First, and most important, it runs counter to Authority cases holding that notices are inadequate unless they include information about the planned timing of a proposed change. See supra pages 6-7. If employers can alter the timing of proposed changes long after providing notice, then the requirement that notices include timing information is weakened if not eliminated. To be sure, the Authority may depart from its precedent, but as we have explained, "[a]n agency changing its course must supply a reasoned analysis indicating that prior policies and standards are being deliberately changed, not casually ignored." Nat'l Rural Elec. Coop. Ass'n v. SEC, 276 F.3d 609, 615 (D.C. Cir. 2002) (quoting Greater Boston Tel. Corp. v. FCC, 444 F.2d 841, 852 (D.C. Cir. 1970)) (internal quotation marks omitted). The Authority failed to do so in this case.
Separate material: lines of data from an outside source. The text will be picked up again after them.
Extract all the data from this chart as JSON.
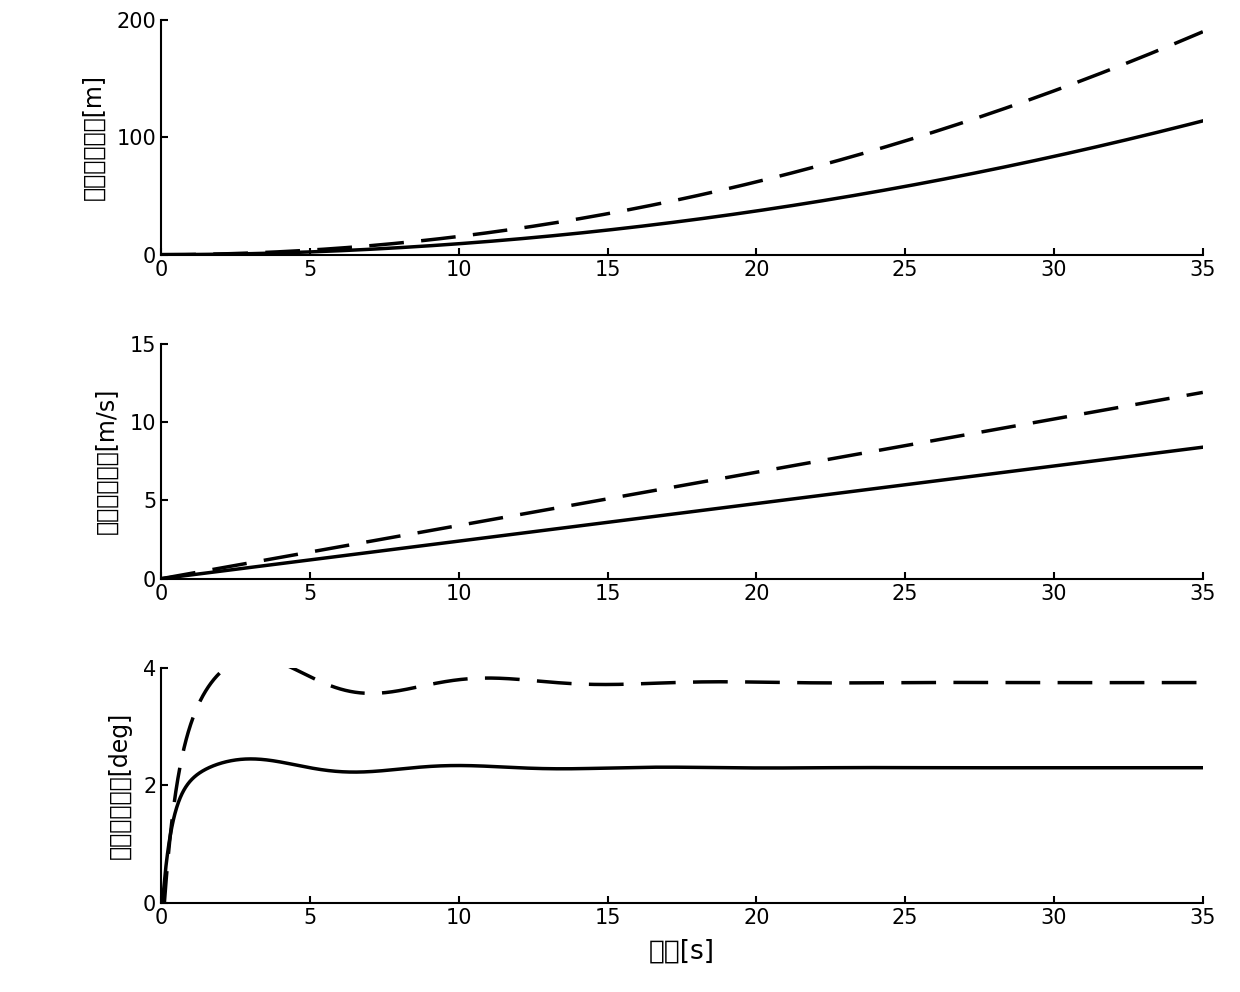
{
  "xlabel": "时间[s]",
  "ylabel1": "导航位置误差[m]",
  "ylabel2": "导航速度误差[m/s]",
  "ylabel3": "导航姿态误差[deg]",
  "xlim": [
    0,
    35
  ],
  "ylim1": [
    0,
    200
  ],
  "ylim2": [
    0,
    15
  ],
  "ylim3": [
    0,
    4
  ],
  "yticks1": [
    0,
    100,
    200
  ],
  "yticks2": [
    0,
    5,
    10,
    15
  ],
  "yticks3": [
    0,
    2,
    4
  ],
  "xticks": [
    0,
    5,
    10,
    15,
    20,
    25,
    30,
    35
  ],
  "background_color": "#ffffff",
  "line_color": "#000000",
  "linewidth_solid": 2.5,
  "linewidth_dashed": 2.5,
  "fontsize_label": 17,
  "fontsize_tick": 15,
  "fontsize_xlabel": 19
}
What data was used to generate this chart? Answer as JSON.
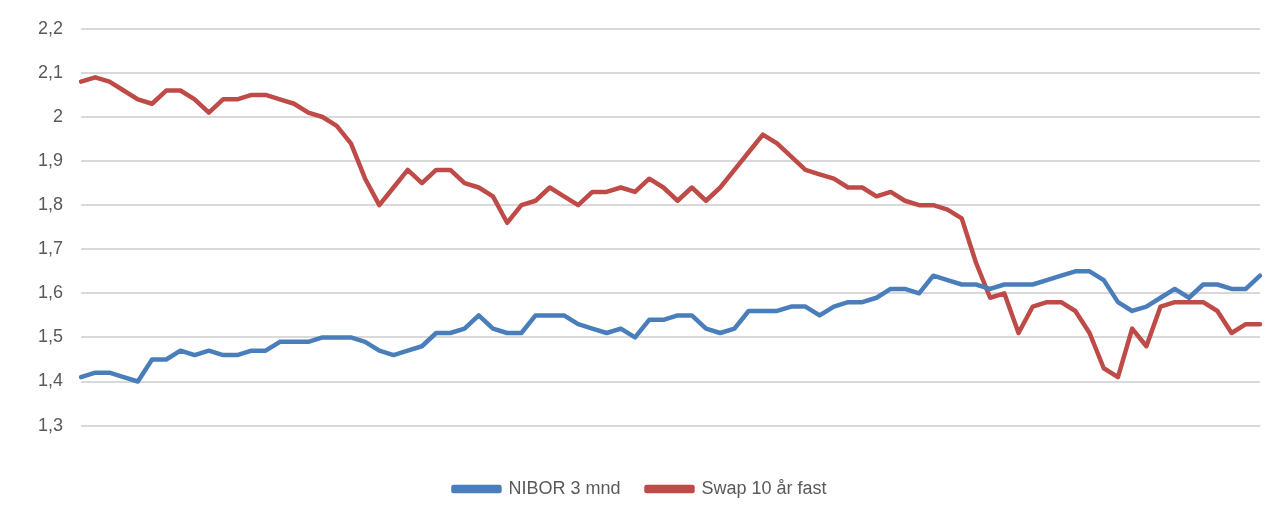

Second, the Authority overlooks that an employer having no further obligation to bargain over a change can inform the union that it will delay implementation of the change only in exchange for the union's agreement that the delay will give rise to no new bargaining obligations. A union may, of course, reject such an offer and instead wait to see whether the employer will delay implementation irrespective of the union's willingness to waive new bargaining rights. The point is simply this: what the Authority calls "sound policy reasons" for its decision, Resp't's Br. at 21-22, are unpersuasive because a contrary decision would in fact not force employers to choose between taking on new bargaining obligations and implementing a proposed change sooner rather than later.
In sum, we conclude that the depot had an obligation to negotiate with the union over the 2001 closure of the SAS. Although the union waived its right to bargain over the "September 1998/March 1999" closure that the handwritten note announced, that waiver did not forfeit the union's right to bargain over a closure that occurred several years after the proposed time frame contained in the note.
Congress passed the Federal Labor Relations Act to encourage collective bargaining between federal employees and their employers. It did so after finding that such bargaining is "in the public interest" because, among other things, it "contributes to the effective conduct of public business" and "facilitates and encourages the amicable settlements of disputes between employees and their employers involving conditions of employment." 5 U.S.C. § 7101(a) (2000). While the Act imposes obligations as well as benefits on federal employees, obligations with which the Authority must ensure compliance, we believe the Authority's reasoning in this case reflects an inappropriate willingness to erect barriers to collective bargaining that are inconsistent with the text and purposes of the statute. Thwarting Congress's intent to promote collective bargaining, such barriers are not "in the public interest" because they hamper realization of the benefits that such bargaining produces.
The petition for review is granted and the case is remanded to the Authority for further proceedings consistent with this opinion.